The only drawback I see is the staff the knowledge in BGP area; though they can be educated in that too, hence at the end of the day they want to be Network engineers!
And of course we know that it's not for everywhere and business needs should be taken into account.
Looking forward to the webinar today.
Brocade will be rolling out an IP fabric leveraging BGP (EVPN) in March.
Personally, I'd like to see more literature on BGP timer tuning. I think that's often misunderstood, by me at least.
As far as tooling is concerned, BGP/OSPF/ISIS have been developed organically based on their role in the network, so can we can always achieve what one is not intended to be.
It is starting to penetrate in to servers as well. What are your thoughts on having BGP running from the servers itself ?
personally I'm a big fan of simple (KISS) and using BGP as the only routing protocol makes sense to me (even in deployments not fitting the "large DC" description in Petr's draft).

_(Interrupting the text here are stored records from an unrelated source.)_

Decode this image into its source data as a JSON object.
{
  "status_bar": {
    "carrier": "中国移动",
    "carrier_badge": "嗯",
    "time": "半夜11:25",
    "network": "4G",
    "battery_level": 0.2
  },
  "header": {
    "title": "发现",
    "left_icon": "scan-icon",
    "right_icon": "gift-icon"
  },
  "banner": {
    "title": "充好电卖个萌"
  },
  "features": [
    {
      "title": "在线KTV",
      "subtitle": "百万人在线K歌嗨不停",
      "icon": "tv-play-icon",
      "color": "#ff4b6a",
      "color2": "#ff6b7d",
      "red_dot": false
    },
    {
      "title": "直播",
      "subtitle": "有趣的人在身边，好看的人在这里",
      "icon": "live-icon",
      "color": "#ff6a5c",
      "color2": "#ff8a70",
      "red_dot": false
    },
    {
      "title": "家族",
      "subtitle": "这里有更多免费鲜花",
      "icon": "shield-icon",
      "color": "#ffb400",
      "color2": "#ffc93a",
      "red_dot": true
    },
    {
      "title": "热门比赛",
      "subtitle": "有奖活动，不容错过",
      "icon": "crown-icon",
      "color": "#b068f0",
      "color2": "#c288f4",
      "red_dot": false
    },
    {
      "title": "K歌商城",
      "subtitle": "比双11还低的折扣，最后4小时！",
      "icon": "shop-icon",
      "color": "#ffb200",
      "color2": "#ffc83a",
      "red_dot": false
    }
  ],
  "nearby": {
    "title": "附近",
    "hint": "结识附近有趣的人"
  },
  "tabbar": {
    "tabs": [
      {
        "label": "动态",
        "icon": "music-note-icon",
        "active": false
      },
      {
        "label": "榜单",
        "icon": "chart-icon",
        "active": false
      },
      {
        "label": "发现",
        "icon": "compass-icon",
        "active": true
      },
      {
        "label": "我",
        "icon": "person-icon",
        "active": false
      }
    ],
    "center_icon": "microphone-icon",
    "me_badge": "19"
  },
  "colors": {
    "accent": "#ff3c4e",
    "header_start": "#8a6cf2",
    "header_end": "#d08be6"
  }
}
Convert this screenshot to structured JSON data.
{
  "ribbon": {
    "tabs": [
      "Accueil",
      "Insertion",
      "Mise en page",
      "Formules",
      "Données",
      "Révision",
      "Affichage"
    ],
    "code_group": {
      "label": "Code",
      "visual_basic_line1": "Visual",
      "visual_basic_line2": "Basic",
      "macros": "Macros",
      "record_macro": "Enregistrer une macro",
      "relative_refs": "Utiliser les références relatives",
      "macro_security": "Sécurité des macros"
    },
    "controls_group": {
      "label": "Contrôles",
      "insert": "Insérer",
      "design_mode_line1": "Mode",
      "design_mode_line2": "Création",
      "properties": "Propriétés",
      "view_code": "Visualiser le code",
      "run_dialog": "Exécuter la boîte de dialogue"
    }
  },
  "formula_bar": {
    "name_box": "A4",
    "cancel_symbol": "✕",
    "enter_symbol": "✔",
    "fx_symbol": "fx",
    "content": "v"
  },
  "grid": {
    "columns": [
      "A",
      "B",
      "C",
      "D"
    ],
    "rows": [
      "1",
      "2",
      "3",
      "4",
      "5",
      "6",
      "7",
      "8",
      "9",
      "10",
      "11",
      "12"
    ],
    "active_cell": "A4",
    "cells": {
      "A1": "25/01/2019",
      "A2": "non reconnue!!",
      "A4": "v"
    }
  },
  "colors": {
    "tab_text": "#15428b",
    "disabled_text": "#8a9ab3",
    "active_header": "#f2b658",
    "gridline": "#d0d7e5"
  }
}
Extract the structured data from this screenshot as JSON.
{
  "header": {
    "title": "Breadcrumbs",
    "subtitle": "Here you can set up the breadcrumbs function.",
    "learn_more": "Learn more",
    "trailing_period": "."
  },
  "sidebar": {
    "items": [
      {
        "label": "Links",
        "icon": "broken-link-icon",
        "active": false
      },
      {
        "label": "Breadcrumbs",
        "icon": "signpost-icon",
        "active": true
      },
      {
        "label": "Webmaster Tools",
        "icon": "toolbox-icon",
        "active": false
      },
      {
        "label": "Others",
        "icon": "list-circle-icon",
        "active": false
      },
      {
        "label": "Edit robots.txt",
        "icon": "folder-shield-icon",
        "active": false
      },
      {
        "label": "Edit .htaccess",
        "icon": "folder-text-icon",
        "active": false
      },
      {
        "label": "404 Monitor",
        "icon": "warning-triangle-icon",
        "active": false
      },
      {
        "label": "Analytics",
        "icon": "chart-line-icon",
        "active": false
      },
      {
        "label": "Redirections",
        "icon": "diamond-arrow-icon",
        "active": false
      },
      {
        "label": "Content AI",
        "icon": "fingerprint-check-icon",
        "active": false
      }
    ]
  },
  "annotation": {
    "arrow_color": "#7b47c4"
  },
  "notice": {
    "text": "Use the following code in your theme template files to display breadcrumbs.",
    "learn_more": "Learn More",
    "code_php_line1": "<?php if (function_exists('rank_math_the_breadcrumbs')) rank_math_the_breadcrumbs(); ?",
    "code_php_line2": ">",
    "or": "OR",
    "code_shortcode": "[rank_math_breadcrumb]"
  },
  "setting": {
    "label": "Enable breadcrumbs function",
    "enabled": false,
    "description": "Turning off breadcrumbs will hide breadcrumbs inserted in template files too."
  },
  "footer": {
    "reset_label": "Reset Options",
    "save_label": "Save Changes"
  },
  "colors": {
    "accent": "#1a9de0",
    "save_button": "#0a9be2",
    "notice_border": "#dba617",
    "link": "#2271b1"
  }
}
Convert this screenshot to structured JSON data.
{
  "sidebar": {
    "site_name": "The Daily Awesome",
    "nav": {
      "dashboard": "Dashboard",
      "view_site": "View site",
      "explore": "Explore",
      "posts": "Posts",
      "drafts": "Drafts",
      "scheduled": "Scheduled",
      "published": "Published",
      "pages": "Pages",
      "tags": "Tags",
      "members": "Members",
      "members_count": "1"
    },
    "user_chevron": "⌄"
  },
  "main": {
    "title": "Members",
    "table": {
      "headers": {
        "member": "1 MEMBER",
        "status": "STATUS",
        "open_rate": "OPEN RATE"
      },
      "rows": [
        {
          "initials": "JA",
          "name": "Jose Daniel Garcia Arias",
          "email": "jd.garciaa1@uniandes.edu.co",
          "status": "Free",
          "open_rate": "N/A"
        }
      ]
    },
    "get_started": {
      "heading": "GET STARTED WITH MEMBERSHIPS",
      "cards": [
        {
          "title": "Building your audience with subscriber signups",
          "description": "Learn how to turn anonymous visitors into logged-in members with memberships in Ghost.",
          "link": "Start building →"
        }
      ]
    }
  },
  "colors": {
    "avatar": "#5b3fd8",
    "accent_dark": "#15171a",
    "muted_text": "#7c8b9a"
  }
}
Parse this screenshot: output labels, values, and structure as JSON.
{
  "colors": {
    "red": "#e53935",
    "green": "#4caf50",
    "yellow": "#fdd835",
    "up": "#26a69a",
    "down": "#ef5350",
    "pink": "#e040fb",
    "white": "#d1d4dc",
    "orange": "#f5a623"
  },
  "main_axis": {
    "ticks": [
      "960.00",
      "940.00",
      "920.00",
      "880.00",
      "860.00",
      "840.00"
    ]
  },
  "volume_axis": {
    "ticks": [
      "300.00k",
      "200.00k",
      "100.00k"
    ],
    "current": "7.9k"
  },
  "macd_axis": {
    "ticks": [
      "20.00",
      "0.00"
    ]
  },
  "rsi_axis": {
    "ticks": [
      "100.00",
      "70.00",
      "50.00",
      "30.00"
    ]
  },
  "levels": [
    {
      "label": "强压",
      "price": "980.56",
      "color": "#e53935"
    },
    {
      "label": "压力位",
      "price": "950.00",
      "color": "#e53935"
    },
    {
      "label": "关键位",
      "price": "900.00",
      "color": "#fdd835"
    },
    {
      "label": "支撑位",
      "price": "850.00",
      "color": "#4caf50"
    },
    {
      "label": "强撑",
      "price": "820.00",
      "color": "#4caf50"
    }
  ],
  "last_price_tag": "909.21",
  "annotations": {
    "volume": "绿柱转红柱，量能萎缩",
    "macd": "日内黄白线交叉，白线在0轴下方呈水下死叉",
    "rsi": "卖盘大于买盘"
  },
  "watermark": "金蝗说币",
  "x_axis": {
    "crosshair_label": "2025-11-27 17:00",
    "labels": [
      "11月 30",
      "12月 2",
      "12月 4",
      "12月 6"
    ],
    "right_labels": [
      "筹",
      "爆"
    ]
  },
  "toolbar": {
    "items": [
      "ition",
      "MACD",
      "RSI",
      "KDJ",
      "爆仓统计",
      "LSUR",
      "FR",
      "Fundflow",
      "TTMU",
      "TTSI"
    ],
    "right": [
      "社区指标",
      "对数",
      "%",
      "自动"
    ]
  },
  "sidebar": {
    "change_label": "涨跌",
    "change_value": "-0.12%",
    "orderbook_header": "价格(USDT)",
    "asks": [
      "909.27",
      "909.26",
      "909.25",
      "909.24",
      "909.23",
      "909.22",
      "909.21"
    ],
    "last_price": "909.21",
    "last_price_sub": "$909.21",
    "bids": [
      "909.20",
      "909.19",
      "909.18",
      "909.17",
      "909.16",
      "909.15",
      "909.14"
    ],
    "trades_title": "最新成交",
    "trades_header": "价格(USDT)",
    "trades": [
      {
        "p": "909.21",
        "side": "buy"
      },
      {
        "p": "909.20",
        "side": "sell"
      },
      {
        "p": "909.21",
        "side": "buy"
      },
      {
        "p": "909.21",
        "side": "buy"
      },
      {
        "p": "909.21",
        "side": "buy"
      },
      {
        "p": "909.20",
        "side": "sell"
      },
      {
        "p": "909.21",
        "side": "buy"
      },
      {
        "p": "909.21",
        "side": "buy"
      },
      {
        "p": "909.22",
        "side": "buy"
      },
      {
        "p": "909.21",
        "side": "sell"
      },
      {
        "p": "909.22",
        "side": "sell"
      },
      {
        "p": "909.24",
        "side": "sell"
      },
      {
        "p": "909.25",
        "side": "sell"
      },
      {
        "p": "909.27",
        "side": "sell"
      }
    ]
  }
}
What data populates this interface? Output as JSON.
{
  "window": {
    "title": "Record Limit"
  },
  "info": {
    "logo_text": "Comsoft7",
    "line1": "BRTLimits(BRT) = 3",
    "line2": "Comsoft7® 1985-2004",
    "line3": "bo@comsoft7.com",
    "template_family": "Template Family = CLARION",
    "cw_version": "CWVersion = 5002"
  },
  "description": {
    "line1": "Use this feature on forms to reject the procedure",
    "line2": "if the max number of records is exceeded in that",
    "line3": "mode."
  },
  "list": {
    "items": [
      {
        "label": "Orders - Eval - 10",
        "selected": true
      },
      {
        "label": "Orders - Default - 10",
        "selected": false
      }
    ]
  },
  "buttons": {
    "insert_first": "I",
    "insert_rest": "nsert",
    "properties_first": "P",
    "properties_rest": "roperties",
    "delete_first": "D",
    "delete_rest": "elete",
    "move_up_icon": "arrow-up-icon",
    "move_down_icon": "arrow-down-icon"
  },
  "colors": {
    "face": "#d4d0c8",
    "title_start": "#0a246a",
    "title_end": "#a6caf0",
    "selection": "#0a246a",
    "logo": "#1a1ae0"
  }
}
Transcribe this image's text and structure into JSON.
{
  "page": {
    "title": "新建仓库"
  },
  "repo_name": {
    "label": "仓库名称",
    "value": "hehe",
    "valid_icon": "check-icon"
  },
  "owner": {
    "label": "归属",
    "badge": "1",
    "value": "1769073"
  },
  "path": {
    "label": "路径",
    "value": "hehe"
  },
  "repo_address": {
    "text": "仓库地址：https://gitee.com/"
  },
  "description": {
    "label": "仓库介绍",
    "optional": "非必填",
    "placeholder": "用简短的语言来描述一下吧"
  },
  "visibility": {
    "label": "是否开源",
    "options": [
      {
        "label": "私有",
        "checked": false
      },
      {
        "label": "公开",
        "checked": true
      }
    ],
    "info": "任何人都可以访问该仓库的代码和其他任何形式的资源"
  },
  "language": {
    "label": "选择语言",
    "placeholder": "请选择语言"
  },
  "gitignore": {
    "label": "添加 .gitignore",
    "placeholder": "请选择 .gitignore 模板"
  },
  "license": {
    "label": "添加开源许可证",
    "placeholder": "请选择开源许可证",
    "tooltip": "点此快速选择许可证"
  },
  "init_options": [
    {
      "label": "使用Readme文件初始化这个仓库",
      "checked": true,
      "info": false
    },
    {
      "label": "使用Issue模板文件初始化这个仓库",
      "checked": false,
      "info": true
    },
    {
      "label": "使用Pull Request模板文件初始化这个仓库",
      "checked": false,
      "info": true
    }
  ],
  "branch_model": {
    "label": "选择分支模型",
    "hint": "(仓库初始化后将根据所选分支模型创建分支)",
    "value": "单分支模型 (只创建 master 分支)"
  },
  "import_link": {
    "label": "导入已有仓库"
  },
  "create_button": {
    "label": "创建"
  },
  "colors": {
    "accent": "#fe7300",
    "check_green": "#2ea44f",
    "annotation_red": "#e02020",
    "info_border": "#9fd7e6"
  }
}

Especially if we consider that products on the systems-side (think chassis' running NSX or Azure-stack) support BGP as a means of interconnecting to the fabric (whether injecting host-routes from the chassis to allow for VM-mobility is worth considering is probably another discussion but at least BGP has proven itself to be able to scale to support this).
regards,
Alan Wijntje
Due to the limitation of BGP not being able to use unnumbered interfaces we must use tricks. It is an interesting trick using the IPv6 Link local address for peering proposed by Cumulus.
My question is: having Nexus switches as spine and leaf, N9K, why we couldn’t use a single SVI on each switch where all the SVIs are in the same subnet and the fabric ports being used as access switchports for the SVI vlan. BGP peerings will be done through the SVI IP addresses and only 1 IPv4 address per device would be used.
Why this would not be a suitable solution as a Nexus switch can act as a layer 3 and layer 2 interface on the same port?
Thanks.
You _might_ use multihop BFD between loopbacks (again, not sure whether anyone implemented it), but there's a simpler option used by Cumulus implementation: use BFD between IPv6 LLA.